Pandangan Agama terhadap Fungsi dan Peranan Pariwisata
http://icmisumbar2007.blogspot.co.id/2016/05/religiousitas-dan-ideologi-dari.html
Pandangan Agama
terhadap Fungsi dan Peranan
Pariwisata*
Oleh Dr. H. Shofwan
Karim Elha, M.A.w
I. Pendahuluan
Agama sebagai
suatu peraturan Tuhan yang mendorong jiwa seseorang yang mempunyai akal untuk
dengan kehendak dan pilihannya sendiri mengikuti peraturan tersebut, guna
mencapai kebahagiaan hidupnya di dunia dan akhirat (Mu’in, 1986:121) . Secara
amat ringkas agama sebagai yang dipahami seara umum adalah ajaran yang diwahyukan Tuhan kepada
manusia melalui seorang Rasul (Nasution, 1979: 10).
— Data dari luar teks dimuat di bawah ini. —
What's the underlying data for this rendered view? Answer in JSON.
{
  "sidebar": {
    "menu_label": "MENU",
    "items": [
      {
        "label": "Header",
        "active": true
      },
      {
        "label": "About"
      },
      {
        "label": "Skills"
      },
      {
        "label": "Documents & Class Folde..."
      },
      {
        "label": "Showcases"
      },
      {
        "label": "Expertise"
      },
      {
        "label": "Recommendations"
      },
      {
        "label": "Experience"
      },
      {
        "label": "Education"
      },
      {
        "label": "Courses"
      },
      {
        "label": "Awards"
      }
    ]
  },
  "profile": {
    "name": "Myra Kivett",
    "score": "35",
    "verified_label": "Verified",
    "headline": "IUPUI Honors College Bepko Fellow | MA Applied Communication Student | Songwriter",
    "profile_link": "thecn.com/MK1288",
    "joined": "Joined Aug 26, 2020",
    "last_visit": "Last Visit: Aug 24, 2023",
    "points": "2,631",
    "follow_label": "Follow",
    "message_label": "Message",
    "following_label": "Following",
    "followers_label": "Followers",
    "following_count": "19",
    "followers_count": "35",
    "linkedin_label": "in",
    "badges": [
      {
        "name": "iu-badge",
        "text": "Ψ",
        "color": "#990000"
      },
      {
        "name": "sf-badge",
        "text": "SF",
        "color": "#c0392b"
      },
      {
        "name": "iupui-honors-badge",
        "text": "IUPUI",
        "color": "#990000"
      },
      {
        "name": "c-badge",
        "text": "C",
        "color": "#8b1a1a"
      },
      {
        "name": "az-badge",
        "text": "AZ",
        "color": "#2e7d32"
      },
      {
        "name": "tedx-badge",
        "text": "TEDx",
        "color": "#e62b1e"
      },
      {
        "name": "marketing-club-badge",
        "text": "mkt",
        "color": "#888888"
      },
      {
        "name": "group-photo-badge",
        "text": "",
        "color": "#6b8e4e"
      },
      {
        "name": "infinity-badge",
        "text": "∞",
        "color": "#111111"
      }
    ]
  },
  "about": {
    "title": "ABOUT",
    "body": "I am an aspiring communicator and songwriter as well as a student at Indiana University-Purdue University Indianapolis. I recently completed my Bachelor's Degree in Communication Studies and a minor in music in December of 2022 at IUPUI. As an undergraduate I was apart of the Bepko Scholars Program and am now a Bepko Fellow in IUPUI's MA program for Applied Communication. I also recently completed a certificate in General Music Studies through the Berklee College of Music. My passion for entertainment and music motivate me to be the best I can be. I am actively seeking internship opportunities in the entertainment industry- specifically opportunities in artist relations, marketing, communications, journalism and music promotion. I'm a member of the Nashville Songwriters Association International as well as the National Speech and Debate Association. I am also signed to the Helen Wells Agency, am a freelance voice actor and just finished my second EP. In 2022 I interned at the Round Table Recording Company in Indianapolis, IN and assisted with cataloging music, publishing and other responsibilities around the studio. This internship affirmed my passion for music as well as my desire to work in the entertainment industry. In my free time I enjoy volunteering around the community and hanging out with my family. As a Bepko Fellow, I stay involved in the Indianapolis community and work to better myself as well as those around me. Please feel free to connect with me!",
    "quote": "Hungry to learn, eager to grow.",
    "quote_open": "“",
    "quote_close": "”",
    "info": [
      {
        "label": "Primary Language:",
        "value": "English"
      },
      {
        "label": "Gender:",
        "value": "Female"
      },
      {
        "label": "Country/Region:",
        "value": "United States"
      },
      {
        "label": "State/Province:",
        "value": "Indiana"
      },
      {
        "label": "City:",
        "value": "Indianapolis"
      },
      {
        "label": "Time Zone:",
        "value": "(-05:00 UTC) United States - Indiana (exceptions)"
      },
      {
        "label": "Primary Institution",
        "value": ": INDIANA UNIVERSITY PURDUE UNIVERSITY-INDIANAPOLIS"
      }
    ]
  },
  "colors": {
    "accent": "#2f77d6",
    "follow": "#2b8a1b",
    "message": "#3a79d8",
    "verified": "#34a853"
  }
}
Islam adalah agama wahyu
yang disebut al-Din. Ia mencakup tatanan
semua segi kehidupan manusia tentang
akidah (teologi), ibadah (ritual), akhlak (etika) dan muámalah
(sosio-kultural). Secara umum ketercakupan itu merupakan pengaturan hubungan dengan Allah dan hubungan sesama
manusia. [1] Para ulama klasik menyebut Islam itu adalah aqidah
dan mu’amalah. Yang disebut mu’amalah itu dibaginya dua yaitu
mu’amalah yang berhubungan dengan Tuhan
dan muámalah yang berhubungan dengan manusia. Pada umumnya mereka mendekati
ajaran Islam secara doktriner, tekstual (nash). Ulama kontemnporer Syaikh Mahmud Syaltut menyebut Islam itu
adalah akidah dan syariah. Syariah dibaginya menjadi ibadah, akhlak dan muámalah. Sementara Fazlur Rahaman menyebut pokok ajaran
Islam ada tiga: percaya kepada keesaan Tuhan; pembentukan masyarakat yang
adil dan kepercayaan hidup setelah mati. Untuk lebih memudahkan pemahaman
para ulama yang masyhur merinci lagi Islam sebagai Aqidah, Ibadah, Akhlak dan
mu’amalah. Di dalam akidah dan ibadah pandangan agama dibimbing oleh
satu kaidah: jangan lakukan sesuatu yang berhubungan dengannya kecuali yang
disuruh atau mempunyai dalil (nash) yang kuat. Didalam akhlak dan muámalah
berlaku kadidah lakukan sesatu kecuali yang dilarang.
Dari struktur
pendekatan tadi nampaknya ajaran Islam pada dasarnya membahas masalah hubungan
terhadap tiga pokok : Tuhan, alam , dan manusia atau teologi,
kosmologi dan antropologi (Mukti Ali,1989:42). Oleh karena itu Islam
sebagai al-din al-syumuli, agama
yang meliputi segala hal atau kaffah, harus memberikan kontribusi, wazan,
jugement atau pertimbangannya terhadap aktivitas hidup dunia modern yang
tidak bisa lepas dari tiga hal tadi, termasuk dunia kepariwisataan. Dunia
kepariwisataan termasuk sub sistem
kehidupan yang merupakan bagian dari muámalah, atau kehidupan sosial
kemasyarakatan, ekonomi, budaya dan seterusnya.
Pengembangan
kepariwisataan merupakan agenda nasional harus ditopang oleh kekuatan
masyarakat. Untuk itu kepada warga masyarakat seyogyanya secara spontan atau
terprogram harus memahami, mengapresiasi, serta berpartisipasi dan pada
gilirannya sangat peduli dan bertanggungjawab di dalam pengembangan
kepariwisataan. Untuk maksud tersebut, maka umat beragama harus memahami fungsi
dan peranan kepariwisataan dan bagaimana pandangan agama terhadap hal ini,
merupakan diskusi berikut ni.
II. Memahami Pariwisata
Kosa
kata pariwisata berasal dari kata “pari” yang berarti banyak, berkali-kali,
berputar-putar dan “wisata” artinya bepergian atau pelayanan. Jadi pariwisata
berarti suatu kegiatan perjalanan atau bepergian yang dilakukan dari satu
tempat ke tempat lain, dengan tujuan bermacam-macam. (Suara Muhammadiyah,
1988:22).
Di dalam makna yang umum kepariwisataan (tourism)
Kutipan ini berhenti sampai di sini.